= Menander Protector =

6th-century Byzantine historian

Menander Protector (Menander the Guardsman, Menander the Byzantian; Μένανδρος Προτήκτωρ or Προτέκτωρ) was a Byzantine historian, born in Constantinople in the middle of the 6th century AD. The little that is known of his life is contained in the account of himself quoted in the Suda (Mu, 591: Μένανδρος). Menander mentions his father Euphratas, who came from Byzantium, and his brother Herodotus. He at first took up the study of law, but abandoned it for a life of pleasure. When his fortunes were low, the patronage accorded to literature by the Emperor Maurice, at whose court he was a military officer (hence the epithet Protector, which denotes his military function), encouraged him to try writing history.

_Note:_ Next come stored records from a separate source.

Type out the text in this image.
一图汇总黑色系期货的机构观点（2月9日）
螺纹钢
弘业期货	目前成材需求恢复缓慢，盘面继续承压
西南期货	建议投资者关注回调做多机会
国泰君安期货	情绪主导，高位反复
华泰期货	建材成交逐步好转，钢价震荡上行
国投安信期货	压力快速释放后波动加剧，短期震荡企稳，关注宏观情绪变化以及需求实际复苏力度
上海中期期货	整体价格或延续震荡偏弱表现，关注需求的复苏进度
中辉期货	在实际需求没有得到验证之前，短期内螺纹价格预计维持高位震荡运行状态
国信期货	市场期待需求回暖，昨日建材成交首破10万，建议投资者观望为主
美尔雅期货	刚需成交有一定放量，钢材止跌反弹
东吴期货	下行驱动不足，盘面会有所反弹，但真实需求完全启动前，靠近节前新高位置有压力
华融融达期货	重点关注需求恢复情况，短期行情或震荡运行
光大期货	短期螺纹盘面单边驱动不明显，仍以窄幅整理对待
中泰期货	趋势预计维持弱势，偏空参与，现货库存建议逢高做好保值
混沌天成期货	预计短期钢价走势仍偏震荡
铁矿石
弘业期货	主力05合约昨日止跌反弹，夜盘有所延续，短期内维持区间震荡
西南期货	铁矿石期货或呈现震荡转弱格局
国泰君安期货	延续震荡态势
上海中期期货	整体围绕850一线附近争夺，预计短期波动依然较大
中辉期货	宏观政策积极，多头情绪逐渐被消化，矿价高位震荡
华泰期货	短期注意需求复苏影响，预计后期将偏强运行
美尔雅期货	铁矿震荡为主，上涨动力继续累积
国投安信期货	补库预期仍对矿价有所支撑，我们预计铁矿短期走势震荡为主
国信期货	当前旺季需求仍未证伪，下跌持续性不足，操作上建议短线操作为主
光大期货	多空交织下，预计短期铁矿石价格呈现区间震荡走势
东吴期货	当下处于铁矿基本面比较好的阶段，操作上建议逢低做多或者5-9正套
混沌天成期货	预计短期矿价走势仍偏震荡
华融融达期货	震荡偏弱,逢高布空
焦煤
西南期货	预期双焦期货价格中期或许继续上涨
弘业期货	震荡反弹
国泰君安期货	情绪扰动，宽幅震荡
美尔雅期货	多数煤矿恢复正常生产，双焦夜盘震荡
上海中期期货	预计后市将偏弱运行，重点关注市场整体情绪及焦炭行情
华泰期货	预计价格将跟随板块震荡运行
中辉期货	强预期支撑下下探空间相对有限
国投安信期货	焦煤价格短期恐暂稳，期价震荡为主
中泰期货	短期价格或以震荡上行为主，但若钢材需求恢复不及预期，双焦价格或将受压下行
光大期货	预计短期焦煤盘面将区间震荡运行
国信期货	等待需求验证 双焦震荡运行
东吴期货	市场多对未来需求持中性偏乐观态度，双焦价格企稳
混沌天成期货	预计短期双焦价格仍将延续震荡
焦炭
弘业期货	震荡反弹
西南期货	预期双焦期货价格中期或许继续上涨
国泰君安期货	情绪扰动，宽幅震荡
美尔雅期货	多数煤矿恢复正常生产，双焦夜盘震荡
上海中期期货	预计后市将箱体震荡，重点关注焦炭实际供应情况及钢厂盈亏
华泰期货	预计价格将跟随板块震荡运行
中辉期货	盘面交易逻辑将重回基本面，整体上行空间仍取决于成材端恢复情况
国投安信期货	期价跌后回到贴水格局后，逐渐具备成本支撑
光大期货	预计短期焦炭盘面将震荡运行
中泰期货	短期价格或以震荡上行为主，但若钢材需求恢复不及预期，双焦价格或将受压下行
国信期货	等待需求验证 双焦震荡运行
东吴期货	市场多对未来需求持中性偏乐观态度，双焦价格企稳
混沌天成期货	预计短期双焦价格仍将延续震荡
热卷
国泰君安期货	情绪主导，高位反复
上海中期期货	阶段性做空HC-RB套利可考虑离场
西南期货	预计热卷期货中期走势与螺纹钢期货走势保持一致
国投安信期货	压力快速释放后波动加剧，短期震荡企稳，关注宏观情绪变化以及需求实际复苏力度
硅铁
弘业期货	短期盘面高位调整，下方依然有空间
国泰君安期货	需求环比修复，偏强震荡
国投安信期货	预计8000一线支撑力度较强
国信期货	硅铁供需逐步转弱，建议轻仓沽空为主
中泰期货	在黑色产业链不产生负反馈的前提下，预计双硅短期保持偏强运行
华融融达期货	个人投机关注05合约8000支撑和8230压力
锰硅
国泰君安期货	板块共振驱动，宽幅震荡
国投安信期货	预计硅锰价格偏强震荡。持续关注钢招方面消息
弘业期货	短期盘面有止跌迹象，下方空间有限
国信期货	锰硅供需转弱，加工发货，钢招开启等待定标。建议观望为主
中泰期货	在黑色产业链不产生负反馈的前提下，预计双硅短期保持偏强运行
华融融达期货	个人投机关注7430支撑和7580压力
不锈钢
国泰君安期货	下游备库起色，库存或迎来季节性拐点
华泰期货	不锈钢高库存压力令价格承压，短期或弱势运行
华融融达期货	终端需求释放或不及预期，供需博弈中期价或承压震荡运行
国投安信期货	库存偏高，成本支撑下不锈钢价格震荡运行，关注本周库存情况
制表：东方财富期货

Menander took as his model Agathias, who, like him, had been a jurist, and his history begins at the point where Agathias leaves off. It embraces the period from the arrival of the Kutrigurs in Thrace during the reign of Justinian in 558, to the death of the emperor Tiberius in 582. Considerable fragments of the work are preserved in the Excerpts of Constantine Porphyrogenitus and in the Suda. Although the style is sometimes bombastic, he is considered trustworthy and is one of the most valuable authorities for the history of the 6th century, especially on geographical and ethnographical matters. Menander was an eye-witness of some of the events he describes. Like Agathias, he wrote epigrams, one of which, on a Persian magus who became a convert to Christianity and died the death of a martyr, is preserved in the Greek Anthology (i.101).

Fragments of his work can be found in:
- C. W. Müller, Fragmenta historicorum Graecorum, 4, 200
- J. P. Migne, Patrologia Graeca, 113
- L. Dindorf, Historici Graeci minores, 2

Translations:
- Roger Blockley: The History of Menander the Guardsman. Liverpool 1985.